Despite these limitations, we believe that, in optimizing health care for the next generation, investigating the interrelationships between PGD tracking and sharing practices, health literacy, and clinic experiences of tech-savvy college students is an important starting point. Going forward, we aim to further examine whether and how health literacy relates to different PGD tracking and sharing contexts—for example, replicating the study with different patient populations, such as those with more severe health conditions and those with low health literacy. Other dimensions of patients’ self-tracking practices, such as the frequency with which they track their data (eg, routine vs casual trackers), and triggers and methods of data sharing in the clinic warrant future research [68]. In addition, our study focused only on 2 health literacy constructs (HSI and AE).
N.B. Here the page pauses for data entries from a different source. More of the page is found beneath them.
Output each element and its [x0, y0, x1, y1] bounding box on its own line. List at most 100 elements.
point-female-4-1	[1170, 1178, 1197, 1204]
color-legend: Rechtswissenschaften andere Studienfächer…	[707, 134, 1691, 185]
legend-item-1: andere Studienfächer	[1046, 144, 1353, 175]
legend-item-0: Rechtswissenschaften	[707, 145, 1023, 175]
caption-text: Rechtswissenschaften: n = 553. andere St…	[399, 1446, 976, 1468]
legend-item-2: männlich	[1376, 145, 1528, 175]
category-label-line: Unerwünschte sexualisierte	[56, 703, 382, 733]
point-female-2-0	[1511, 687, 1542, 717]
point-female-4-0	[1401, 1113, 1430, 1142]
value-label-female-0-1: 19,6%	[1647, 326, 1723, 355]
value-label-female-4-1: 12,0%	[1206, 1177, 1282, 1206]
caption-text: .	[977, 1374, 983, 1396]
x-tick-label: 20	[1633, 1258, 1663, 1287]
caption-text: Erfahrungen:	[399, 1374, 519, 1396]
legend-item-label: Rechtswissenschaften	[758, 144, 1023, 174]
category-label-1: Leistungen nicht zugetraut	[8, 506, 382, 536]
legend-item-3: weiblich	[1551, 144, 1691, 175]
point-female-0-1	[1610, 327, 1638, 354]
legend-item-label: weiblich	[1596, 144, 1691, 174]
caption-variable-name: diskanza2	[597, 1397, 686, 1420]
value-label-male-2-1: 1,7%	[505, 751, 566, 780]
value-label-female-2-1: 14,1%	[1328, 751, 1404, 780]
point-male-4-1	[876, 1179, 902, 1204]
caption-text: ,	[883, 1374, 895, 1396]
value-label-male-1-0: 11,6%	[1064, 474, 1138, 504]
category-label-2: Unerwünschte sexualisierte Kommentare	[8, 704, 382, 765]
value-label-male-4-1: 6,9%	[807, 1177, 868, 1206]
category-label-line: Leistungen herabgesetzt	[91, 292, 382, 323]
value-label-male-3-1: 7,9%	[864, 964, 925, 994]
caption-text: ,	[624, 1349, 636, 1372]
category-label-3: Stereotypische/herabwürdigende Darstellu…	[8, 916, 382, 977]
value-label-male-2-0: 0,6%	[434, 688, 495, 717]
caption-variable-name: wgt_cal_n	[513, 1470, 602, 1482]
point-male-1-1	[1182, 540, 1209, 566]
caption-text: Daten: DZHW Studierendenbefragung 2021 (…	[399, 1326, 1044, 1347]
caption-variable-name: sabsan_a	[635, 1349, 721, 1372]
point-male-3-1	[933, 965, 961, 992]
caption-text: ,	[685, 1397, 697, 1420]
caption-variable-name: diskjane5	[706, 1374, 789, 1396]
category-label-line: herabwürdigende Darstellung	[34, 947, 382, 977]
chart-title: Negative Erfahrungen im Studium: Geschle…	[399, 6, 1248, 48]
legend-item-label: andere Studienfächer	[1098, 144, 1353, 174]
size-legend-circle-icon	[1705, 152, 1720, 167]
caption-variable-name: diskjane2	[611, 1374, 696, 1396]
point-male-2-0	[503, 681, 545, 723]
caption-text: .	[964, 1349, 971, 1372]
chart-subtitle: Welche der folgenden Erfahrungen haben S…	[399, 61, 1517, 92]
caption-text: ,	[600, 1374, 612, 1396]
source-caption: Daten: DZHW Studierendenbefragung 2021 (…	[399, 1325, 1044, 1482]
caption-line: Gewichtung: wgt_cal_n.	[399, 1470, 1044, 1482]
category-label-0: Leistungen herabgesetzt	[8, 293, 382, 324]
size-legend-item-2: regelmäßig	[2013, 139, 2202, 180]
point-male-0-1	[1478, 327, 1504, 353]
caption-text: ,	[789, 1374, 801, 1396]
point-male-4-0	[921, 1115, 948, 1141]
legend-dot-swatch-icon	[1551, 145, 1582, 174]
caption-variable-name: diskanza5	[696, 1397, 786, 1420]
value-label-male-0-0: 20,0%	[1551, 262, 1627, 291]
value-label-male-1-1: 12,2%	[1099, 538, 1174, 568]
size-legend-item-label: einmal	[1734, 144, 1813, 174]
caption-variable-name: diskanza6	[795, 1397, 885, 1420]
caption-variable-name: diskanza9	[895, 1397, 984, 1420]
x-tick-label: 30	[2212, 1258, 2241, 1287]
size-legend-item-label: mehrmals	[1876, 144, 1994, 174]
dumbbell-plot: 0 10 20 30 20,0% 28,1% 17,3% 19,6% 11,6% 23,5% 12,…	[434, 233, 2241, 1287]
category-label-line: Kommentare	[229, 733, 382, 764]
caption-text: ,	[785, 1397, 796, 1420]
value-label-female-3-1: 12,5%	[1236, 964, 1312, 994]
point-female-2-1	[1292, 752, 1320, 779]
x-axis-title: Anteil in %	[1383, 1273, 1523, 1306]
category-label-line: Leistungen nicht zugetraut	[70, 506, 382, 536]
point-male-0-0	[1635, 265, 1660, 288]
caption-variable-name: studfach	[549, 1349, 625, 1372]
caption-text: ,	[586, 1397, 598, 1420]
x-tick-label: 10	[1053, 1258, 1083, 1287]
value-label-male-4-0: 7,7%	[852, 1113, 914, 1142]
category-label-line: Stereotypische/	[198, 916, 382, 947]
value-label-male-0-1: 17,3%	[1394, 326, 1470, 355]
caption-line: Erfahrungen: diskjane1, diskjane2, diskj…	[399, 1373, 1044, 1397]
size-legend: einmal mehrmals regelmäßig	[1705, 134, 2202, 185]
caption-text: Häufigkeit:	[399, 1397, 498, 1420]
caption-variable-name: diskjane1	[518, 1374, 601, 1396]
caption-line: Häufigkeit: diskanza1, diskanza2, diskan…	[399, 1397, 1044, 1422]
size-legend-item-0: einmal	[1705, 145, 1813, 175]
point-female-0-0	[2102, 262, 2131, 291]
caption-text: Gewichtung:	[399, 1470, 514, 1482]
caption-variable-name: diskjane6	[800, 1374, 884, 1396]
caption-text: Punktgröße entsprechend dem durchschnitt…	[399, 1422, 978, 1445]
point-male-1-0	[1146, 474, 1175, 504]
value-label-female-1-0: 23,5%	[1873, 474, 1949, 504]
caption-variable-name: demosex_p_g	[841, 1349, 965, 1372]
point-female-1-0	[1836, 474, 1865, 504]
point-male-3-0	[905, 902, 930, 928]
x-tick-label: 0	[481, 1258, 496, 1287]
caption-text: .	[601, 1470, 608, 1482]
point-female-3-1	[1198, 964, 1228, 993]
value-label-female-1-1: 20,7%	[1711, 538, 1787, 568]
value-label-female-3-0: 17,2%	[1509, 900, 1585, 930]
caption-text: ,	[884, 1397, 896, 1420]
It is worth investigating how patients’ data tracking and sharing practices may relate to other health literacy constructs, such as one’s ability to navigate the health care system [11]. Finally, by surveying patients immediately after they met with a clinician, our study demonstrates the value of gathering immediate perspectives of patients on their experiences with PGD sharing, which allowed us to quantitatively explore the interrelationships between patients’ data tracking practices, data sharing practices, and their health literacy (Figure 1). In the future, similar approaches can be used to examine the immediate perspectives of clinicians on their experiences in responding to and using PGD shared by their patients.

We presented an onsite survey study of 109 patients who had just met with a clinician at a UHC. Our aim was to investigate the potential relationships between patients’ PGD tracking practice, sharing practices, and their health literacy. We found that neither the number of data types the participants tracked nor how they tracked their data related to participants’ perceptions that they had sufficient information to manage their health (HSI). However, participants who reported tracking more types of PGD provided higher ratings when asked about their ability to actively engage with their health care providers. Our results also highlighted that tracking PGD does not always lead to sharing these data with clinicians, as exemplified by the many barriers participants reported regarding data sharing. Reflecting on our findings, we discussed ways to close the gaps between patient tracking and sharing of their PGD. We also suggested design opportunities to improve patient health literacy by leveraging the value of PGD to support patients in assessing the relevance of their PGD to their health and to facilitate patient data sharing with their clinicians.